On a tous des personnes âgées autour de nous, et si tout se passe bien, on finira par être vieux un jour. On est d’ailleurs tous déjà le vieux de quelqu’un.
Pour se rendre compte du phénomène, parlons peu parlons chiffre.
La population française continue de vieillir. Aujourd’hui, 20.5% des français ont +65 ans et en 2050 ils représenteront 28% de la population. Le mouvement est le même dans le monde entier. L’ONU prévoit d’ici 2050 le doublement du nombre de personnes de +65 ans dans le monde, passant de 700 millions de personnes à 1,5 milliard.
Et avec le vieillissement de la population, c’est aussi le nombre d’actifs qui diminue et le nombre de personnes en situation de dépendance qui augmente. Environ 3 millions de personnes deviendront dépendantes dans les années qui viennent en France, selon les estimations du rapport Libault, et 25% des actifs joueront également le rôle d’aidants à horizon 2030.
Bon une fois qu’on a dit ça, quelles sont les solutions ? Une partie de la réponse viendra certainement de l’accueil de migrants, et pour certains pays comme le Canada ou l’Allemagne, les politiques d’accueil ont largement débuté. Et peut-être qu’une autre partie viendra de la technologie, notamment si l’IA nous permet de réellement réaliser des gains de productivité substantiels.

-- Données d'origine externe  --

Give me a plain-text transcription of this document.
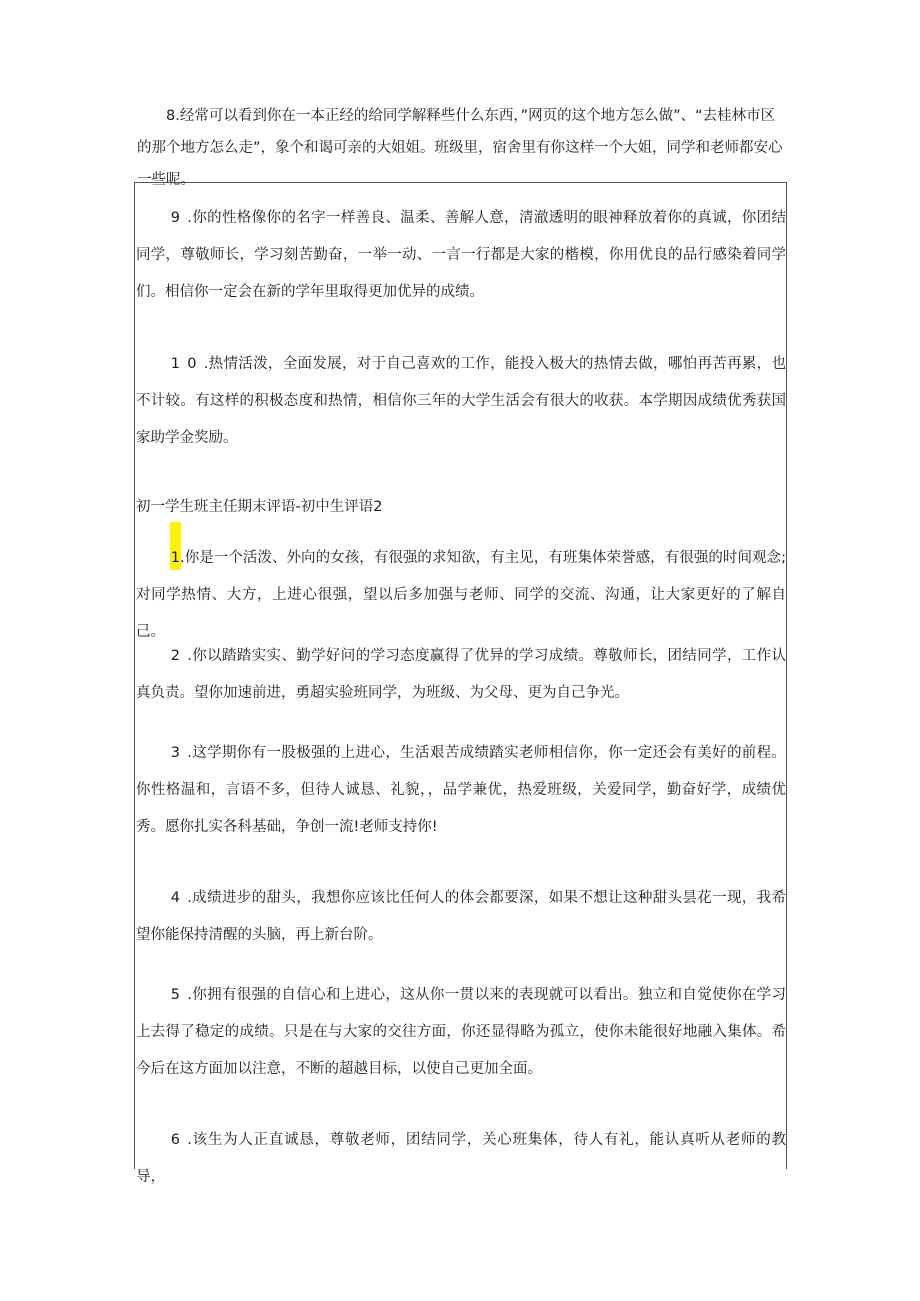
8.经常可以看到你在一本正经的给同学解释些什么东西，”网页的这个地方怎么做”、“去桂林市区的那个地方怎么走”，象个和谒可亲的大姐姐。班级里，宿舍里有你这样一个大姐，同学和老师都安心一些呢。

9.你的性格像你的名字一样善良、温柔、善解人意，清澈透明的眼神释放着你的真诚，你团结同学，尊敬师长，学习刻苦勤奋，一举一动、一言一行都是大家的楷模，你用优良的品行感染着同学们。相信你一定会在新的学年里取得更加优异的成绩。

10.热情活泼，全面发展，对于自己喜欢的工作，能投入极大的热情去做，哪怕再苦再累，也不计较。有这样的积极态度和热情，相信你三年的大学生活会有很大的收获。本学期因成绩优秀获国家助学金奖励。

初一学生班主任期末评语-初中生评语2

1.你是一个活泼、外向的女孩，有很强的求知欲，有主见，有班集体荣誉感，有很强的时间观念;对同学热情、大方，上进心很强，望以后多加强与老师、同学的交流、沟通，让大家更好的了解自己。

2.你以踏踏实实、勤学好问的学习态度赢得了优异的学习成绩。尊敬师长，团结同学，工作认真负责。望你加速前进，勇超实验班同学，为班级、为父母、更为自己争光。

3.这学期你有一股极强的上进心，生活艰苦成绩踏实老师相信你，你一定还会有美好的前程。你性格温和，言语不多，但待人诚恳、礼貌，，品学兼优，热爱班级，关爱同学，勤奋好学，成绩优秀。愿你扎实各科基础，争创一流!老师支持你!

4.成绩进步的甜头，我想你应该比任何人的体会都要深，如果不想让这种甜头昙花一现，我希望你能保持清醒的头脑，再上新台阶。

5.你拥有很强的自信心和上进心，这从你一贯以来的表现就可以看出。独立和自觉使你在学习上去得了稳定的成绩。只是在与大家的交往方面，你还显得略为孤立，使你未能很好地融入集体。希今后在这方面加以注意，不断的超越目标，以使自己更加全面。

6.该生为人正直诚恳，尊敬老师，团结同学，关心班集体，待人有礼，能认真听从老师的教导，
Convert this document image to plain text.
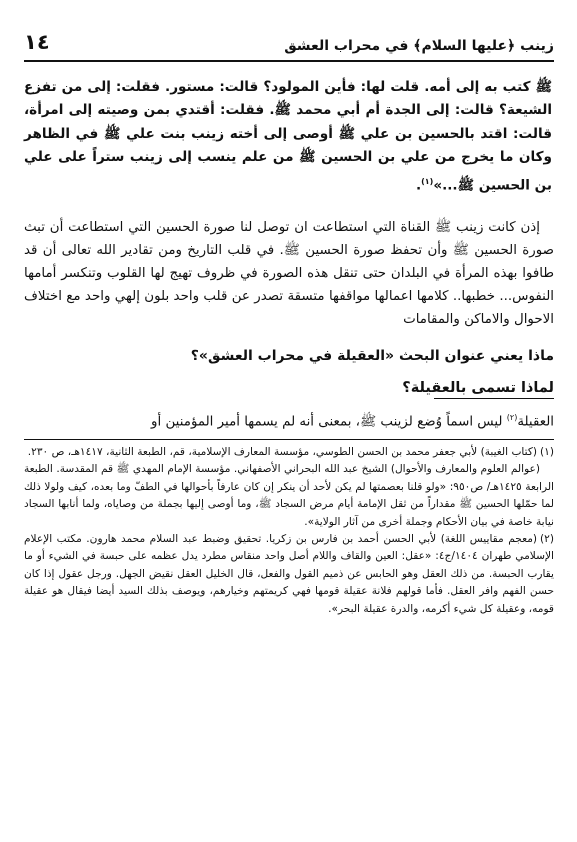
زينب ﴿عليها السلام﴾ في محراب العشق
١٤

ﷺ كتب به إلى أمه. قلت لها: فأين المولود؟ قالت: مستور. فقلت: إلى من تفزع الشيعة؟ قالت: إلى الجدة أم أبي محمد ﷺ. فقلت: أقتدي بمن وصيته إلى امرأة، قالت: اقتد بالحسين بن علي ﷺ أوصى إلى أخته زينب بنت علي ﷺ في الظاهر وكان ما يخرج من علي بن الحسين ﷺ من علم ينسب إلى زينب ستراً على علي بن الحسين ﷺ...»$^{(١)}$.

إذن كانت زينب ﷺ القناة التي استطاعت ان توصل لنا صورة الحسين التي استطاعت أن تبث صورة الحسين ﷺ وأن تحفظ صورة الحسين ﷺ. في قلب التاريخ ومن تقادير الله تعالى أن قد طافوا بهذه المرأة في البلدان حتى تنقل هذه الصورة في ظروف تهيج لها القلوب وتنكسر أمامها النفوس... خطبها.. كلامها اعمالها مواقفها متسقة تصدر عن قلب واحد بلون إلهي واحد مع اختلاف الاحوال والاماكن والمقامات

ماذا يعني عنوان البحث «العقيلة في محراب العشق»؟

لماذا تسمى بالعقيلة؟

العقيلة$^{(٢)}$ ليس اسماً وُضع لزينب ﷺ، بمعنى أنه لم يسمها أمير المؤمنين أو

(١)(كتاب الغيبة) لأبي جعفر محمد بن الحسن الطوسي، مؤسسة المعارف الإسلامية، قم، الطبعة الثانية، ١٤١٧هـ، ص ٢٣٠.

(عوالم العلوم والمعارف والأحوال) الشيخ عبد الله البحراني الأصفهاني. مؤسسة الإمام المهدي ﷺ قم المقدسة. الطبعة الرابعة ١٤٢٥هـ/ ص٩٥٠: «ولو قلنا بعصمتها لم يكن لأحد أن ينكر إن كان عارفاً بأحوالها في الطفّ وما بعده، كيف ولولا ذلك لما حمّلها الحسين ﷺ مقداراً من ثقل الإمامة أيام مرض السجاد ﷺ، وما أوصى إليها بجملة من وصاياه، ولما أنابها السجاد نيابة خاصة في بيان الأحكام وجملة أخرى من آثار الولاية».

(٢)(معجم مقاييس اللغة) لأبي الحسن أحمد بن فارس بن زكريا. تحقيق وضبط عبد السلام محمد هارون. مكتب الإعلام الإسلامي طهران ١٤٠٤/ج٤: «عقل: العين والقاف واللام أصل واحد منقاس مطرد يدل عظمه على حبسة في الشيء أو ما يقارب الحبسة. من ذلك العقل وهو الحابس عن ذميم القول والفعل، قال الخليل العقل نقيض الجهل. ورجل عقول إذا كان حسن الفهم وافر العقل. فأما قولهم فلانة عقيلة قومها فهي كريمتهم وخيارهم، ويوصف بذلك السيد أيضا فيقال هو عقيلة قومه، وعقيلة كل شيء أكرمه، والدرة عقيلة البحر».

Et puis en parallèle, je me demande si on ne pourrait pas aussi compter sur le travail des personnes âgées. Et au risque de faire bondir celles et ceux qui s’opposaient à la réforme des retraites il y a quelques mois, je ne vois pas uniquement l’idée d’un bon oeil pour faire tenir notre modèle social mais aussi parce qu’un monde où l’on travaille jusqu’à ses 80 ans me semble réjouissant ! (A plein de conditions bien évidemment !)
Les solutions japonaises
En matière de vieillissement de la population, un pays a de l’avance sur nous, le Japon.
D'ici 2031, les travailleurs japonais de +55 ans représenteront près de 40 % des actifs. Pour faire face à la pénurie de main-d’œuvre, les japonais n’ont pas d’autres choix que de travailler jusqu’à un âge avancé. J’avais été frappé de voir des personnes de 70 et 80 ans travailler dans plein de métiers différents lors de mon séjour pour Time to Work. On les croise chaque jour dans plein de situations différentes, ils font clairement partie du paysage.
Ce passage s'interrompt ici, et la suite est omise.